Dormire fuori casa, ecco perché si riposa peggio

Quando si trascorre la notte nella stanza di un hotel o di un bed and breakfast, oppure si dorme a casa di amici, di solito si riposa peggio rispetto a quanto non si faccia abitualmente a casa.
Nulla di particolarmente sorprendente, in quanto una modifica dell’ambiente in cui si vive tutti i giorni (e tutte le notti) non può non avere qualche riflesso, seppure di piccola entità, sulla nostra psiche. Tuttavia, un gruppo di ricercatori della Brown University di Providence (Rhode Island, Usa) si è proposto l’obiettivo di andare a verificare cosa accadesse a livello cerebrale quando si dorme in un letto diverso da quello della propria abitazione, così da comprendere le ragioni del sonno meno riposante.

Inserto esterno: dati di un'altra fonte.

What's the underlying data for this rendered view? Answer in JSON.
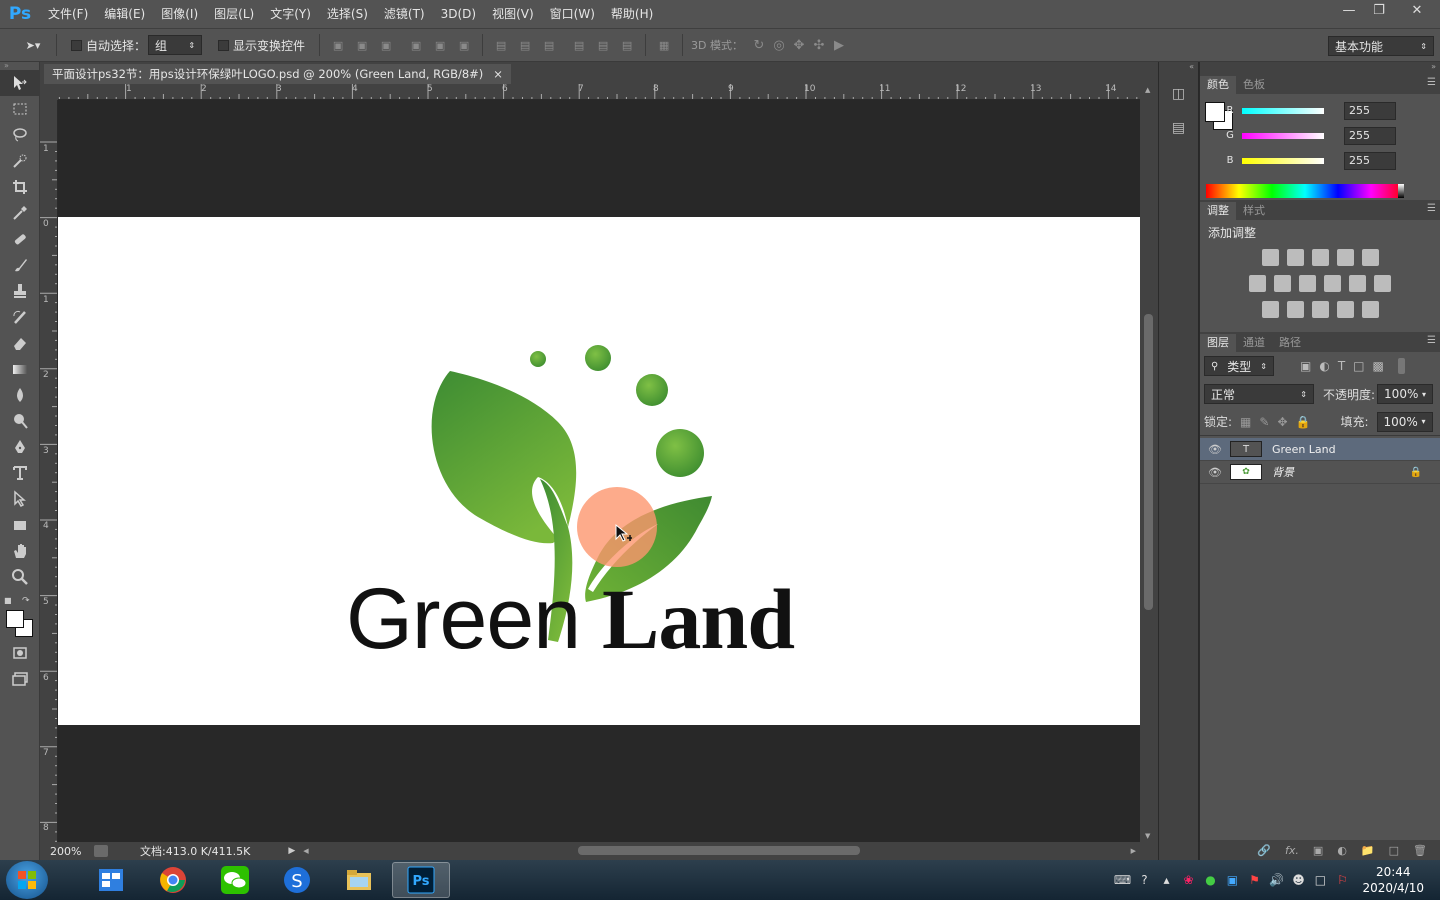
{
  "app": {
    "logo": "Ps"
  },
  "menu": [
    "文件(F)",
    "编辑(E)",
    "图像(I)",
    "图层(L)",
    "文字(Y)",
    "选择(S)",
    "滤镜(T)",
    "3D(D)",
    "视图(V)",
    "窗口(W)",
    "帮助(H)"
  ],
  "options": {
    "auto_select_label": "自动选择：",
    "auto_select_value": "组",
    "show_transform_label": "显示变换控件",
    "mode_3d_label": "3D 模式：",
    "workspace": "基本功能"
  },
  "document": {
    "tab_title": "平面设计ps32节：用ps设计环保绿叶LOGO.psd @ 200% (Green Land, RGB/8#)",
    "tab_close": "×",
    "logo_word1": "Green",
    "logo_word2": "Land"
  },
  "rulers": {
    "h": [
      "1",
      "2",
      "3",
      "4",
      "5",
      "6",
      "7",
      "8",
      "9",
      "10",
      "11",
      "12",
      "13",
      "14"
    ],
    "v": [
      "1",
      "0",
      "1",
      "2",
      "3",
      "4",
      "5",
      "6",
      "7",
      "8"
    ]
  },
  "status": {
    "zoom": "200%",
    "doc_info": "文档:413.0 K/411.5K"
  },
  "color_panel": {
    "tabs": [
      "颜色",
      "色板"
    ],
    "r_label": "R",
    "g_label": "G",
    "b_label": "B",
    "r": "255",
    "g": "255",
    "b": "255"
  },
  "adjust_panel": {
    "tabs": [
      "调整",
      "样式"
    ],
    "title": "添加调整"
  },
  "layers_panel": {
    "tabs": [
      "图层",
      "通道",
      "路径"
    ],
    "filter_kind": "类型",
    "blend_mode": "正常",
    "opacity_label": "不透明度:",
    "opacity": "100%",
    "lock_label": "锁定:",
    "fill_label": "填充:",
    "fill": "100%",
    "layers": [
      {
        "name": "Green Land",
        "type": "text",
        "selected": true
      },
      {
        "name": "背景",
        "type": "image",
        "selected": false
      }
    ]
  },
  "taskbar": {
    "time": "20:44",
    "date": "2020/4/10"
  }
}
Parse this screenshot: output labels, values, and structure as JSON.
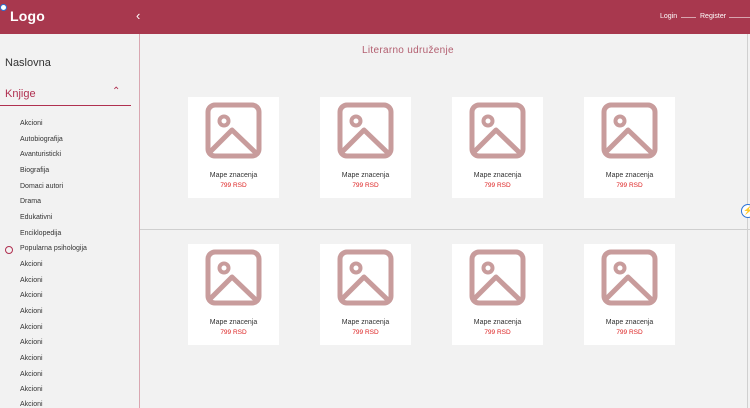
{
  "header": {
    "logo": "Logo",
    "collapse_icon": "chevron-left-icon",
    "login": "Login",
    "register": "Register",
    "bg_color": "#a8384e"
  },
  "sidebar": {
    "home": "Naslovna",
    "books": "Knjige",
    "books_chevron": "chevron-up-icon",
    "accent_color": "#b03050",
    "subitems": [
      "Akcioni",
      "Autobiografija",
      "Avanturisticki",
      "Biografija",
      "Domaci autori",
      "Drama",
      "Edukativni",
      "Enciklopedija",
      "Popularna psihologija",
      "Akcioni",
      "Akcioni",
      "Akcioni",
      "Akcioni",
      "Akcioni",
      "Akcioni",
      "Akcioni",
      "Akcioni",
      "Akcioni",
      "Akcioni"
    ]
  },
  "main": {
    "title": "Literarno udruženje",
    "cards": [
      {
        "title": "Mape znacenja",
        "price": "799 RSD"
      },
      {
        "title": "Mape znacenja",
        "price": "799 RSD"
      },
      {
        "title": "Mape znacenja",
        "price": "799 RSD"
      },
      {
        "title": "Mape znacenja",
        "price": "799 RSD"
      },
      {
        "title": "Mape znacenja",
        "price": "799 RSD"
      },
      {
        "title": "Mape znacenja",
        "price": "799 RSD"
      },
      {
        "title": "Mape znacenja",
        "price": "799 RSD"
      },
      {
        "title": "Mape znacenja",
        "price": "799 RSD"
      }
    ],
    "placeholder_color": "#c89c9c",
    "price_color": "#dd2222"
  }
}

Uno degli emisferi cerebrali rimane attivo

Gli autori dello studio in questione, pubblicato sulla rivista “Current Biology” e coordinato dalla dottoressa Yuka Sasaki, hanno coinvolto un gruppo di 35 volontari, invitandoli a dormire per due notti all’interno dei propri laboratori. Mentre i soggetti dormivano, la loro attività cerebrale veniva monitorata tramite strumenti come la risonanza magnetica e l’elettroencefalogramma.

Mediante questi test, la dottoressa Sasaki e i suoi collaboratori hanno potuto appurare come, durante la prima notte, nei soggetti fossero rilevabili differenti livelli di attività nei due emisferi cerebrali. In sostanza, l’emisfero sinistro risultava immerso in un sonno più leggero rispetto a quello destro, era cioè più vigile, più pronto ad attivarsi in presenza di rumori.
Questo particolare “stato di allerta”, se così vogliamo definirlo, si è registrato soltanto nel corso della prima notte trascorsa in laboratorio, per poi svanire già durante la seconda notte, a testimonianza del tempo di adattamento davvero molto breve di cui necessita il cervello per adeguarsi a un nuovo ambiente.

Un meccanismo di difesa

Secondo gli autori della ricerca, la maggiore vigilanza da parte di uno dei due emisferi del cervello può essere assimilabile al meccanismo di difesa che regola il sonno di alcuni mammiferi marini, come balene e delfini, e di svariate specie di uccelli.
Questi animali, come spiegano gli studiosi, “dormono con un solo emisfero cerebrale, mentre l’altro rimane sveglio”, allo scopo di effettuare un monitoraggio dell’ambiente anche durante le fasi di riposo, così da sfuggire a eventuali attacchi da parte dei predatori.

È verosimile che anche i nostri antenati avessero necessità di autodifesa simili, e che dunque lo stato di maggiore vigilanza da parte dell’emisfero sinistro durante la prima notte di riposo in un luogo diverso da quello consueto rappresenti un retaggio biologico rimasto parzialmente funzionale nel corso dei millenni.


Portate con voi il vostro cuscino

La dottoressa Sasaki conclude con un curioso suggerimento che, a suo avviso, potrebbe essere utile per ridurre questo effetto “prima notte fuori casa” e consentire di riposare meglio quando si è in viaggio: ”In Giappone si dice che, se si cambia cuscino, non si riesce a dormire. Sappiamo tutti che non si dorme quando si va in un posto nuovo. Ma magari portandosi dietro il proprio cuscino si può ridurre questo effetto”.

Pur senza dubitare della profonda saggezza del popolo nipponico, non siamo proprio certi che un cuscino possa fare davvero la differenza, consentendoci di adattarci sin dalla prima notte al nuovo ambiente in cui dormiamo.
Tuttavia, come si suol dire, tentar non nuoce, e dunque potreste provare a mettere in pratica il consiglio dell’esperta giapponese durante il vostro prossimo viaggio, così da verificare di persona l’efficacia di questa singolare strategia pro-sonno.